Молодой жене завидовали, восхищались домом, обстановкой, технологиями и мало кто знал, что в свои изобретения Билл Джонович вложил огромные средства. Теперь у неё не осталось ничего, потому что Билл Джонович был совсем плох. Нанимать ученых стоило бешеных денег, особенно теперь, когда они стояли на пороге банкротства.
Вот тогда-то мать Анны и нашла работу.
Полицейские в эти дни были заняты под завязку: не было ни поборов, ни проверок.
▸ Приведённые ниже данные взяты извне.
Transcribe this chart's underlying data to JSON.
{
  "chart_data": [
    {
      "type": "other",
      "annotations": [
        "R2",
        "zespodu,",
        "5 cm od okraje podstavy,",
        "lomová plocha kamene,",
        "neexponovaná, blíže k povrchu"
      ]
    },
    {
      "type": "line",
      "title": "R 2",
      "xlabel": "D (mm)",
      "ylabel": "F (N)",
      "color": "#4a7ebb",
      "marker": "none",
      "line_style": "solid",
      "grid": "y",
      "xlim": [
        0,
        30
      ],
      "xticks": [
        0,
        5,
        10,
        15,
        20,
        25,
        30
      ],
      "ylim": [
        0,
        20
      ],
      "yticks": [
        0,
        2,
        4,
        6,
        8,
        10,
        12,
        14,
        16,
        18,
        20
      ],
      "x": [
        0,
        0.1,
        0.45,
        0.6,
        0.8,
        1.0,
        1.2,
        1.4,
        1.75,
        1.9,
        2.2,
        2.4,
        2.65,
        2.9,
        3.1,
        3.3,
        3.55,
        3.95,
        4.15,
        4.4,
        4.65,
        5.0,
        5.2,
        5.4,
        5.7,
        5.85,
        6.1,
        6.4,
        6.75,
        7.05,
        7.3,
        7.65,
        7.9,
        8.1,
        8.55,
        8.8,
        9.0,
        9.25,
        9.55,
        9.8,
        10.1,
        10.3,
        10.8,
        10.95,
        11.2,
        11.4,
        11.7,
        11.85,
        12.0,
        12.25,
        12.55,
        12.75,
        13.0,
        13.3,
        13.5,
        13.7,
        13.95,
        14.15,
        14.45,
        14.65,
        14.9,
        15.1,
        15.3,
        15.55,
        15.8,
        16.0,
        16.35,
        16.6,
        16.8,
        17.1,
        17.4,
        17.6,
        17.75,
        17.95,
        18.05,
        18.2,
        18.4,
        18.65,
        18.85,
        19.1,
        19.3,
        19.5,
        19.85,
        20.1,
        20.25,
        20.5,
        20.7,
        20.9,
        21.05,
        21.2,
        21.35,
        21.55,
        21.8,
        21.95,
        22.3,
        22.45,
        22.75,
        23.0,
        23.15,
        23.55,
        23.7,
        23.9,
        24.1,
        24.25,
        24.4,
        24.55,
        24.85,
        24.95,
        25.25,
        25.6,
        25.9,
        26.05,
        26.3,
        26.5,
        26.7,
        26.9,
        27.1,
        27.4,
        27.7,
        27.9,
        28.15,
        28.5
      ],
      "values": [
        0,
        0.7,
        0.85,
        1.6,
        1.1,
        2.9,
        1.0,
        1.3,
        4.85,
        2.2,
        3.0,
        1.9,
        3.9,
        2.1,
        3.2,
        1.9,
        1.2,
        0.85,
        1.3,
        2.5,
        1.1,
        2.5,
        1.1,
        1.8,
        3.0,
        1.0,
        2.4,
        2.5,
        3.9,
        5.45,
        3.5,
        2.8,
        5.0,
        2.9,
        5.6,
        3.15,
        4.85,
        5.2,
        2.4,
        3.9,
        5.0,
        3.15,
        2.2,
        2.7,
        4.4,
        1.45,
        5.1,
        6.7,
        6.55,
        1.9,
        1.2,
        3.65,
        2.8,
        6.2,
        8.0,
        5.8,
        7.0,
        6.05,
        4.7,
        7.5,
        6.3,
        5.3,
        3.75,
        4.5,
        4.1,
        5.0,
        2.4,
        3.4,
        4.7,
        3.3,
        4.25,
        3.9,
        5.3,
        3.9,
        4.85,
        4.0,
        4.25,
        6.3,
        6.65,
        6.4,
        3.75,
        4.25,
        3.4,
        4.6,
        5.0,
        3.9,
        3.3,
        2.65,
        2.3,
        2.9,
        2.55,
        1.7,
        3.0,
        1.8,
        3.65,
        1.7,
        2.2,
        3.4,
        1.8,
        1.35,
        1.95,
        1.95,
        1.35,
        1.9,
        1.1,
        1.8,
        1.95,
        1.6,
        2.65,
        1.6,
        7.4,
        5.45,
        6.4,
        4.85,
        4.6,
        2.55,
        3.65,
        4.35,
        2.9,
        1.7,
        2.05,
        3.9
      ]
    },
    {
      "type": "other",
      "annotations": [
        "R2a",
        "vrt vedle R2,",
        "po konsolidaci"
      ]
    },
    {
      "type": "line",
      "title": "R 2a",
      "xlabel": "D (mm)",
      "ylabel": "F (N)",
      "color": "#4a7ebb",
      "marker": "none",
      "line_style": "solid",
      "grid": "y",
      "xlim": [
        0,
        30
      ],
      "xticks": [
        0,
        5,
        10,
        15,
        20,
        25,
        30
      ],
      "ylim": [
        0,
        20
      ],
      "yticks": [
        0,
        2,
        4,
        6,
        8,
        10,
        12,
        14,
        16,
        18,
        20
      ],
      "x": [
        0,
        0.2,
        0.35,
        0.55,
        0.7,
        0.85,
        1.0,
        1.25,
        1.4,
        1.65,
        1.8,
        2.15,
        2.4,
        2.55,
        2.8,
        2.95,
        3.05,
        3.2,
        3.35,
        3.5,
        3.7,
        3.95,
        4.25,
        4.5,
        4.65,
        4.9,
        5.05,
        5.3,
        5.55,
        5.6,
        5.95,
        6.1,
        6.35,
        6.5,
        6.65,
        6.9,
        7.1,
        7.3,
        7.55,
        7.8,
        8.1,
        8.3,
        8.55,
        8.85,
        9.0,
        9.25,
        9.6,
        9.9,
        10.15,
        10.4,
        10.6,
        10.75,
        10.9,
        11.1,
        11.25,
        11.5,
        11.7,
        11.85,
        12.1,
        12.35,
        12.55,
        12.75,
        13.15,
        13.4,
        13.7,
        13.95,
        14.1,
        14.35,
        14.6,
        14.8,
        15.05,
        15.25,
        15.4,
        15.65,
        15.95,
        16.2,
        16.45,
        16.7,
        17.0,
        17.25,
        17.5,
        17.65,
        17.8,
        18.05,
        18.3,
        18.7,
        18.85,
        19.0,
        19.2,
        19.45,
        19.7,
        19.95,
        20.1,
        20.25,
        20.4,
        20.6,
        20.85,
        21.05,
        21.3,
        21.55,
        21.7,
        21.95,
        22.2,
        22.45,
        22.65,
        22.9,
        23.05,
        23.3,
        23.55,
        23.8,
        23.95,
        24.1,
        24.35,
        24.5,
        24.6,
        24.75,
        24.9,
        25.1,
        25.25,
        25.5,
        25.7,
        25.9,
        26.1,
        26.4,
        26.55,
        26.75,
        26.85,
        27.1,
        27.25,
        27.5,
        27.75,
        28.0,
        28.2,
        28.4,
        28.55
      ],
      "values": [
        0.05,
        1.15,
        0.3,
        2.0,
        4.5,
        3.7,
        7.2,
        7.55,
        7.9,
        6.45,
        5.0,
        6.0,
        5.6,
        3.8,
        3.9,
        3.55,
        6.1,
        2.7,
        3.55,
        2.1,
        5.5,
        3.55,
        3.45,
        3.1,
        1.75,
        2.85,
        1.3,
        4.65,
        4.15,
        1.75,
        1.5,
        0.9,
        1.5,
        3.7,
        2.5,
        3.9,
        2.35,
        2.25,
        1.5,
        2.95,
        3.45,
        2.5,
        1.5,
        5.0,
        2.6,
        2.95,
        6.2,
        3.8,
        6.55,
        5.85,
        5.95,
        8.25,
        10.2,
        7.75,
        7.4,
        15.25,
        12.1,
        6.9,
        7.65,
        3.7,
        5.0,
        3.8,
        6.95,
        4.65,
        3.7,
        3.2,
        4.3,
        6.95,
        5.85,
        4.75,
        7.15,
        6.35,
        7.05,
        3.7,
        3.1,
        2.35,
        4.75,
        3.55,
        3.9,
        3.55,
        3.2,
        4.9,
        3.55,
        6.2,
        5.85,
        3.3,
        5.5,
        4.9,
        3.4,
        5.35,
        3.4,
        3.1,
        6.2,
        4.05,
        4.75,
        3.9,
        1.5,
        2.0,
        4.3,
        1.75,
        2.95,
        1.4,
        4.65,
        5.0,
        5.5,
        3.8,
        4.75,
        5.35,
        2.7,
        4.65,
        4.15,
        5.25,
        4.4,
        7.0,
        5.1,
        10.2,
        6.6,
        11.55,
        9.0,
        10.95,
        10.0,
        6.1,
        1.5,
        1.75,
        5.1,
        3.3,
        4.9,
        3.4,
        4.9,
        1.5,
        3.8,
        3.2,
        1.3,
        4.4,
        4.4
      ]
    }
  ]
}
Хозяйка сама, своей царственной ножкой ступила в затхлое подвальное помещение. Она решилась под запретом неразглашения проверить — кто же живет в её Доме? Так она нашла первоклассную повариху — Аннину мать, швею — мать Звенки, цирюльника и парочку уборщиц. Наладить охранную систему не стоило великих денег и Хозяйка, смеясь, объясняла гостям, что мужу просто недосуг этим заниматься — он проектирует новую модель машины Времени. Она продолжала принимать гостей, и матери Анны пришлось призвать на помощь все свои способности и навыки, чтобы ублажить заевшуюся публику. Конечно, без помощи Анны она бы не справилась.
Так Анна впервые посетила хозяйские покои.
Анна встряхнула коробочку с сахаром — та была почти пуста. Девочка развела огонь и налила воды в котелок. Очень хотелось пить. Хотелось погреться. Анна протянула руки к огню, но никак не могла согреть окоченевшие пальцы.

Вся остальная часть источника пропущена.